標準偏差の気持ち
標準偏差の前に理解しておくと良いことがあります。
平均と分散です。
平均(算術平均)とは、要素の総和を要素数で割った結果のことですね。
$$ \frac{1}{n} \sum_{j=1}^{n} x_j $$
これです。では分散はというと、
$$ \frac{1}{n} \sum_{j=1}^{n} (x_j - \bar{x})^2 $$
$\frac{1}{n} \sum_{j=1}^{n}$の右側が、平均では$x_j $で、分散では$(x_j - \bar{x})^2 $になってます。「(各要素) - (要素全体の平均)」の2乗の総和を要素数で割ったものが分散です。つまり、一個一個の要素が、平均に比べてどれだけ離れているかを調べて(負の値になったものを足さないようにするために2乗します)、その平均値を出しているということになります。
分散は要素の散らばり具合を調べる指標になりますね。
ここまでくれば標準偏差がわかります。
標準偏差は、
$$ \sqrt[2]{\frac{1}{n} \sum_{j=1}^{n} (x_j - \bar{x})^2} $$
です。つまり分散の平方根です。
なぜ平方根にするかというと、分散が2乗しているからです。分散を平方根にすることで、平均値からどれだけずれているかを把握することができます。
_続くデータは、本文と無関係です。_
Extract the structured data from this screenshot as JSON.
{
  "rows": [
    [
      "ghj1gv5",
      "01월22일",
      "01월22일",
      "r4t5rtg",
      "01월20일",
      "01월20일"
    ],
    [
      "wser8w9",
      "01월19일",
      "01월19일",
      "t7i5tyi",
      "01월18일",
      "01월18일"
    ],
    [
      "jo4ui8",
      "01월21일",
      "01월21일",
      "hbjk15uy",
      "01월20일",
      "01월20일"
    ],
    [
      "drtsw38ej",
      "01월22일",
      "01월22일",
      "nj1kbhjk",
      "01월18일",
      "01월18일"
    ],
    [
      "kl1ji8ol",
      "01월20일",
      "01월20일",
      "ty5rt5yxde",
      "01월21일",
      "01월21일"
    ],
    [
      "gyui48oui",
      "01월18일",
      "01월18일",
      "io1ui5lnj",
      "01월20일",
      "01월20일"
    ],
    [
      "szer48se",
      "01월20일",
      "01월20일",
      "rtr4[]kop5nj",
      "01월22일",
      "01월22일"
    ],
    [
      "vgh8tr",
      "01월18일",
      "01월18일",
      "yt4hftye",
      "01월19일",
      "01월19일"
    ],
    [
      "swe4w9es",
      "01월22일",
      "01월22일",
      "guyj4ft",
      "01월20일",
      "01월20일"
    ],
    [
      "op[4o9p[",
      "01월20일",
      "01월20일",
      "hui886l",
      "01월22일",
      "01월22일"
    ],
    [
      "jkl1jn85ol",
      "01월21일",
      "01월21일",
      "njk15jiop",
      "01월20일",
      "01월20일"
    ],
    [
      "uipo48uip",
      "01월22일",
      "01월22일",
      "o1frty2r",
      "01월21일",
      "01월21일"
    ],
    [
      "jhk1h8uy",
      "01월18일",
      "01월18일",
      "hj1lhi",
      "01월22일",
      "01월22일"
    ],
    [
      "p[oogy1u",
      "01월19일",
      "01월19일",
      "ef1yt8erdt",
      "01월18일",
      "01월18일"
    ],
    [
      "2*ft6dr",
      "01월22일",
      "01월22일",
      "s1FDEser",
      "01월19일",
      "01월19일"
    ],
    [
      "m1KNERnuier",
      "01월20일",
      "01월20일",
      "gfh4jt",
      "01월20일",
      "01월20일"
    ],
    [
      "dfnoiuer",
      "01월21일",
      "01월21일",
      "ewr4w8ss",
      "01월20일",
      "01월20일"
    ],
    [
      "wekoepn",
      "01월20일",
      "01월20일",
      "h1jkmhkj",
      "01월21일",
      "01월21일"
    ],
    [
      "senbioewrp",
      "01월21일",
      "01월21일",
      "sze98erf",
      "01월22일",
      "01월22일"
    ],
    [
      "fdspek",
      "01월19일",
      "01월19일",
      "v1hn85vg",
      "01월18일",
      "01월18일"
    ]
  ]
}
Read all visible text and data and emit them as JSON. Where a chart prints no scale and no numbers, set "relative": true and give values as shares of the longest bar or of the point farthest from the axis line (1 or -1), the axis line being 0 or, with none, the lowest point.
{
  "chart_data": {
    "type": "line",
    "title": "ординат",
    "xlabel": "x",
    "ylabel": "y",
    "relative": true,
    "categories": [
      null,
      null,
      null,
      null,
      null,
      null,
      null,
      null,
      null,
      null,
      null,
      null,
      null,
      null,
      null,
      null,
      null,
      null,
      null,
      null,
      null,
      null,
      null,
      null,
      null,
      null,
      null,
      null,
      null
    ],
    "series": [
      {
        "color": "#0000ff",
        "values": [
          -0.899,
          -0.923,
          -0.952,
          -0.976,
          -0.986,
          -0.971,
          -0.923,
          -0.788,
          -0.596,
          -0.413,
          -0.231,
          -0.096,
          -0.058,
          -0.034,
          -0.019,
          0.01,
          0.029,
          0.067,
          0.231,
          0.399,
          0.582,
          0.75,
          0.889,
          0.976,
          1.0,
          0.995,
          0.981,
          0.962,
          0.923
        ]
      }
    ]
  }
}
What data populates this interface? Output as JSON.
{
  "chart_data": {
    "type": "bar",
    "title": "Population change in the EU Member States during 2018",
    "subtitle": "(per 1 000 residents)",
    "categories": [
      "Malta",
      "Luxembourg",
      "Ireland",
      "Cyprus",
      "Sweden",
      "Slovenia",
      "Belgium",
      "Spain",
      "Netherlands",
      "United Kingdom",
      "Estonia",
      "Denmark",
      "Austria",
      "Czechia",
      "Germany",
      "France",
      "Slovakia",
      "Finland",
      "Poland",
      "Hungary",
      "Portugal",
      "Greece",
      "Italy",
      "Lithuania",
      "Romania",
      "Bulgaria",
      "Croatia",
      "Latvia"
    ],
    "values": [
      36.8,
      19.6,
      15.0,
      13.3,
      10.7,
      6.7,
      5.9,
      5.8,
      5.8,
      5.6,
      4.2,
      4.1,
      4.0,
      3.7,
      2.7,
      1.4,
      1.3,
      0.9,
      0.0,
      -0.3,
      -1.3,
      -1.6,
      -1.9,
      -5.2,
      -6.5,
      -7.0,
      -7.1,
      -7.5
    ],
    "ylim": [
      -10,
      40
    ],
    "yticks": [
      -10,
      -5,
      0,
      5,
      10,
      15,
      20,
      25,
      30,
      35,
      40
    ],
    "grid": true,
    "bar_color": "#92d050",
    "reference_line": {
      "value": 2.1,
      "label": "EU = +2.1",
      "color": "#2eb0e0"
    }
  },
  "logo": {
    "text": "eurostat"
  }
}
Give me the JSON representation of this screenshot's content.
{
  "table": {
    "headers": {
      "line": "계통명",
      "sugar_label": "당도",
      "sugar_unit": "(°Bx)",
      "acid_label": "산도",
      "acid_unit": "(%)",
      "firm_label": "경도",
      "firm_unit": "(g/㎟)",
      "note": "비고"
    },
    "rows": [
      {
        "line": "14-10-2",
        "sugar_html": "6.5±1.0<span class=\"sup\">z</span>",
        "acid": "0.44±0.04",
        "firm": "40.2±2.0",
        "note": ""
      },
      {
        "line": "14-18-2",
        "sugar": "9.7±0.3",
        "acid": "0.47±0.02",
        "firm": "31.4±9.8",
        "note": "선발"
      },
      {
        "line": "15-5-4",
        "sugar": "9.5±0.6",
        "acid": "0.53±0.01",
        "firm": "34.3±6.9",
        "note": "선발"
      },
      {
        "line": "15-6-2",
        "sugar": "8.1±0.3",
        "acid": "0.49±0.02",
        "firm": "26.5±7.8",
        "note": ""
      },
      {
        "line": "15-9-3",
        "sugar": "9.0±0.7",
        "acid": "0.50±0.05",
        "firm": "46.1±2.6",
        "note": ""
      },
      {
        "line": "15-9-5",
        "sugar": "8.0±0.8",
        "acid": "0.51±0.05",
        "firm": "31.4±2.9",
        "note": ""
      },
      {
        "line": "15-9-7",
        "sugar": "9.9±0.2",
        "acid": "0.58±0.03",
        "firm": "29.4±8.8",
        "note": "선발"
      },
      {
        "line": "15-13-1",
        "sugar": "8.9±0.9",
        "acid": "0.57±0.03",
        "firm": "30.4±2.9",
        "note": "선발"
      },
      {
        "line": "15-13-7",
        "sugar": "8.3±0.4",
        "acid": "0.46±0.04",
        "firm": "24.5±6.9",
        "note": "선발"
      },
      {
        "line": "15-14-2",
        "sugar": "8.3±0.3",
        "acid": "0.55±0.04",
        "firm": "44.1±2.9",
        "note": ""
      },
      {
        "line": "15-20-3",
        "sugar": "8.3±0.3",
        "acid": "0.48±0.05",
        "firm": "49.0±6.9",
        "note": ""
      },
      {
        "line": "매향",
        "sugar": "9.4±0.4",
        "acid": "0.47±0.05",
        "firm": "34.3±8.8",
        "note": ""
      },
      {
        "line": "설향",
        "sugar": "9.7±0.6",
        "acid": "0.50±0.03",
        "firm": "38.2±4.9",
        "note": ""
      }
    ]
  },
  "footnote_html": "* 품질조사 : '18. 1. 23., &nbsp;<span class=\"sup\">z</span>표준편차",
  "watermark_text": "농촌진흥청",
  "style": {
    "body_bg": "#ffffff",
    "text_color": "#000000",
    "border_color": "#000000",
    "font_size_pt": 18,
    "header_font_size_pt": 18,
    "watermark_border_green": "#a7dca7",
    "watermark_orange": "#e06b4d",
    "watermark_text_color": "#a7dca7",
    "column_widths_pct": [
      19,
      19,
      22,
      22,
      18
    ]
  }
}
たとえば分散が100であれば、標準偏差が10になるので、平均値から平均的に10ばらついているということになります。
Pythonで実装してみましょう
import numpy as np
np.random.seed(seed=0)
nums = np.random.randint(0,100,10)
nums
array([44, 47, 64, 67, 67, 9, 83, 21, 36, 87])
平均(算術平均)$ \frac{1}{n} \sum_{j=1}^{n} x_j $は
(1/len(nums)) * sum(nums)
52.5
そして分散$ \frac{1}{n} \sum_{j=1}^{n} (x_j - \bar{x})^2 $は
(1/len(nums)) * sum((nums - (1/len(nums)) * sum(nums))**2)
593.25
標準偏差は$ \sqrt[2]{\frac{1}{n} \sum_{j=1}^{n} (x_j - \bar{x})^2} $
np.sqrt((1/len(nums)) * sum((nums - (1/len(nums)) * sum(nums))**2))
24.3567239176372
ということで、この十個の数値は52.5という平均値をとり、その平均値から平均的に24.4程度ばらついているということになります。